Im postsowjetischen Raum sehen wir eine geopolitische Konfrontation, bei der die Ukraine und andere osteuropäische Länder entgegen ihrer grundlegenden Interessen gezwungen sind, sich für eine Seite zu entscheiden. Nach der Niederschlagung der Proteste hat sich Weißrussland endgültig auf die Seite Russlands gestellt. Wir sehen so eine erzwungene "Reintegration" des postsowjetischen Raumes, wirtschaftlich durch die Eurasische Wirtschaftsunion (EEU), militärisch durch die Organisation des Vertrags über kollektive Sicherheit (OVKS), und vielleicht bald auch eine politische Reintegration.

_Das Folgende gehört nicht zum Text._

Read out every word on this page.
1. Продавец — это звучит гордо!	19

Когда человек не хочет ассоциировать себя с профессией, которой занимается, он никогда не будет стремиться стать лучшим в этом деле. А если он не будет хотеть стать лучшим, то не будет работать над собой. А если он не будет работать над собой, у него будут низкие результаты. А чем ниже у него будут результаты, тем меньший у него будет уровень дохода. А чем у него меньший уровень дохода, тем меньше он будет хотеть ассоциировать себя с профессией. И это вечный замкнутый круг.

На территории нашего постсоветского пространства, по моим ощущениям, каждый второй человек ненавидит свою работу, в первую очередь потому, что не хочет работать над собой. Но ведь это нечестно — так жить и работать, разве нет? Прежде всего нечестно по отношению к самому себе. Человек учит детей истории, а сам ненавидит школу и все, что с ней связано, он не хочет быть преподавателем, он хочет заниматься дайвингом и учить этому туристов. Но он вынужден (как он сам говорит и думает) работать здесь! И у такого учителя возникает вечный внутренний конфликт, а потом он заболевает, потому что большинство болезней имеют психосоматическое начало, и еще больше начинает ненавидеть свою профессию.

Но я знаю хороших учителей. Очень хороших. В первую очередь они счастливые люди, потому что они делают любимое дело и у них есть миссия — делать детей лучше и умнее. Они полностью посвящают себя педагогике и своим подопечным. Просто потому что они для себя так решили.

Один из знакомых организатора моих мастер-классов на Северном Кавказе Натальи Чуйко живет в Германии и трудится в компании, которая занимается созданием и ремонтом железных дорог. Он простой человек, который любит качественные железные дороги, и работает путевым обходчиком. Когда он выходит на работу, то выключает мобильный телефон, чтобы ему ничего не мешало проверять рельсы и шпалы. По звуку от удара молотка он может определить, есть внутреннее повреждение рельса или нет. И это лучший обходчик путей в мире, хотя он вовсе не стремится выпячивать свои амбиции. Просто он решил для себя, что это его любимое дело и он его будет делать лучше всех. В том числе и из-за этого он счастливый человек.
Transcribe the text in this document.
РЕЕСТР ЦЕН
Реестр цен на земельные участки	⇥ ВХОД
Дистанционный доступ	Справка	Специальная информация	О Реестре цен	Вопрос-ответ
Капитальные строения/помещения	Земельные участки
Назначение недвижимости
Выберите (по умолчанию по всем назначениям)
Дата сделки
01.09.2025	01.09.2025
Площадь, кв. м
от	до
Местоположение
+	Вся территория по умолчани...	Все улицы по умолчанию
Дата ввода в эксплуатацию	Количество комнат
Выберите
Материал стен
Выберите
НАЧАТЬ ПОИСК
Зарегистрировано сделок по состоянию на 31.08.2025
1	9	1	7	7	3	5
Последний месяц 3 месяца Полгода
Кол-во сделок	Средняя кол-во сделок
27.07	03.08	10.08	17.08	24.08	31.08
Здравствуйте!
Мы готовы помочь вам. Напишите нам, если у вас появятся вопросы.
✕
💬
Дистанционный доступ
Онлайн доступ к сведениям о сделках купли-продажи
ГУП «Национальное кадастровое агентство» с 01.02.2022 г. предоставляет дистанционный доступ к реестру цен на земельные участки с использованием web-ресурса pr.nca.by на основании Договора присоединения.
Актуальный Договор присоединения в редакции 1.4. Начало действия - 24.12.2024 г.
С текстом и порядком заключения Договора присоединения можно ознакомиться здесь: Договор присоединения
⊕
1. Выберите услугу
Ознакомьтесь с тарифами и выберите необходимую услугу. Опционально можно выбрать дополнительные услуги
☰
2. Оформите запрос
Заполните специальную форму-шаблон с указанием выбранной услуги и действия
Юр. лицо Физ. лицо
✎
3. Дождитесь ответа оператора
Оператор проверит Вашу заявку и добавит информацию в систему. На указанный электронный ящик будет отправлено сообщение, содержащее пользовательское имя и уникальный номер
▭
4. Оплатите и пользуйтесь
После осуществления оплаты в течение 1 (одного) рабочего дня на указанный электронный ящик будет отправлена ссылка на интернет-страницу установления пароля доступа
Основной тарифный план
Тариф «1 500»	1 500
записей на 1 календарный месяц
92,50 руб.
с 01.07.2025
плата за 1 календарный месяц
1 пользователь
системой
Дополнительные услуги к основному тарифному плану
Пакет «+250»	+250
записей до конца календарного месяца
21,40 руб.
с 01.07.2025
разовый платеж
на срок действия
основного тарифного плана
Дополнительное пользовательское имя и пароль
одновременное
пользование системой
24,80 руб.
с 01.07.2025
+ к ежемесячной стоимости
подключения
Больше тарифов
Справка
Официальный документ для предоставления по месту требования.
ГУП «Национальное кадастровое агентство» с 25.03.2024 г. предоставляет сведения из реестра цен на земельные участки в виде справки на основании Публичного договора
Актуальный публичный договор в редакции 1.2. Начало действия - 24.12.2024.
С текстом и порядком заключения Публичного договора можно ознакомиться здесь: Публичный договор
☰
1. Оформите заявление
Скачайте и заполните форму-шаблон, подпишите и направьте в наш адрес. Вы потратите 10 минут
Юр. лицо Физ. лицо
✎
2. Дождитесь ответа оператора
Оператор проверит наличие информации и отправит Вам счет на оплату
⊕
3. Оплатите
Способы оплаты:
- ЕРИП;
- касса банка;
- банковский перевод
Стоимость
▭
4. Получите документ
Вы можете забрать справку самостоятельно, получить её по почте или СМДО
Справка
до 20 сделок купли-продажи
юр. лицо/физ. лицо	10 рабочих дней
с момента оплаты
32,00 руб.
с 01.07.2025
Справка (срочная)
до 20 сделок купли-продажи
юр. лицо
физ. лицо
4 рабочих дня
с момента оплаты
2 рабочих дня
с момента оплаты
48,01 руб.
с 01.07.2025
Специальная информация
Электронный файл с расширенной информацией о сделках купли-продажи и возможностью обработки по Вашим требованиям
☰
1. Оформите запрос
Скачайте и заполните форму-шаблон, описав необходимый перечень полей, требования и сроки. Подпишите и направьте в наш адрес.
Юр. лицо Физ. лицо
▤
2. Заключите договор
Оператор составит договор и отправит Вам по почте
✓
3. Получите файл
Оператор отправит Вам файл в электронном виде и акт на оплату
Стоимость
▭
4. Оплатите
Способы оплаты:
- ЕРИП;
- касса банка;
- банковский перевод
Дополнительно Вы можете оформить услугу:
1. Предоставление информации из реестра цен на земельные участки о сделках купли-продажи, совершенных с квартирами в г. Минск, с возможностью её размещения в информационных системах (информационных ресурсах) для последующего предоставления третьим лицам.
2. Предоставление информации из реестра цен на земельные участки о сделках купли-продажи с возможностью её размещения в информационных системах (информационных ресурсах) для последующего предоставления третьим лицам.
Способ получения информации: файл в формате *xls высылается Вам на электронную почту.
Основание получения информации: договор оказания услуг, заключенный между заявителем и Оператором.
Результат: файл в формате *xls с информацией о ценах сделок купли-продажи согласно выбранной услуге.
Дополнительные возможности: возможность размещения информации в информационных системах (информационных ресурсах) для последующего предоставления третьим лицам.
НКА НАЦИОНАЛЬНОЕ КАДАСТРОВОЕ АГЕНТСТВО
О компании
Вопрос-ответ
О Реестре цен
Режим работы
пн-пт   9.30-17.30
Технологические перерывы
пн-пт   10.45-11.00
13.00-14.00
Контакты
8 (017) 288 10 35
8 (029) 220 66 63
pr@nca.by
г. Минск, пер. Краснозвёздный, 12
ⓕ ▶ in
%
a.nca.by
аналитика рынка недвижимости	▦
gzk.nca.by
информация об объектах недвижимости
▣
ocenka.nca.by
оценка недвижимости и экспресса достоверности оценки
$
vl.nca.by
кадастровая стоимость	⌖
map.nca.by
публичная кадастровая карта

Auf letzteres könnte der Vorschlag Alexander Lukaschenkos hindeuten, auch andere Staaten könnten der Staatenunion zwischen Russland und Belarus beitreten.

Der Einmarsch Russlands in die Ukraine und die darauffolgende hybride und wirtschaftliche Kriegsführung zwischen Russland und dem Westen bedrohen die derzeitige geopolitische Struktur und die Stabilität im gesamten postsowjetischen Raum. Dies trifft insbesondere neben Georgien und Moldau als auch auf die zentralasiatischen Staaten zu. Kasachstan und Usbekistan versuchen sich in einem Drahtseilakt, um bestmöglich von der komplexen Konfliktsituation ökonomisch und politisch zu profitieren. Doch Kasachstan ist verletzlich, in der Region Nordkasachstan lebt eine russische Bevölkerungsmehrheit, die nach dem Vorbild der Ostukraine mobilisiert und instrumentalisiert werden könnte. Auch Usbekistan ist angreifbar, wie die Aufstände in Karakalpakstan im Sommer bewiesen haben. Diese waren möglicherweise bewusst durch den russischen Auslandsgeheimdienst geschürt, um Präsident Mirsijojew die wahren Kräfteverhältnisse und Abhängigkeiten aufzuzeigen. 

Wohin führt der Krieg in der Ukraine?

Die jüngsten groß angelegten Angriffe auf die ukrainische Infrastruktur, auf die militärische Kommunikation und Kommandoposten in Kiew, Lwiw, Dnipro, Saporischschja und anderen Regionen kommen wenig überraschend, da Wladimir Putin bereits davor seine Bereitschaft signalisiert hatte, zu einer immer brutaleren Taktik überzugehen, um das Blatt im Krieg zu wenden. Ziel ist es, massive, unkontrollierbare Angst in der Ukraine und darüber hinaus zu erzeugen. Wir sehen nun einen auf Langfristigkeit angelegten, durch brutale, unberechenbare Kriegsführung und Schläge auf die Energieinfrastruktur gerichteten Zersetzungskrieg gegen die Ukraine.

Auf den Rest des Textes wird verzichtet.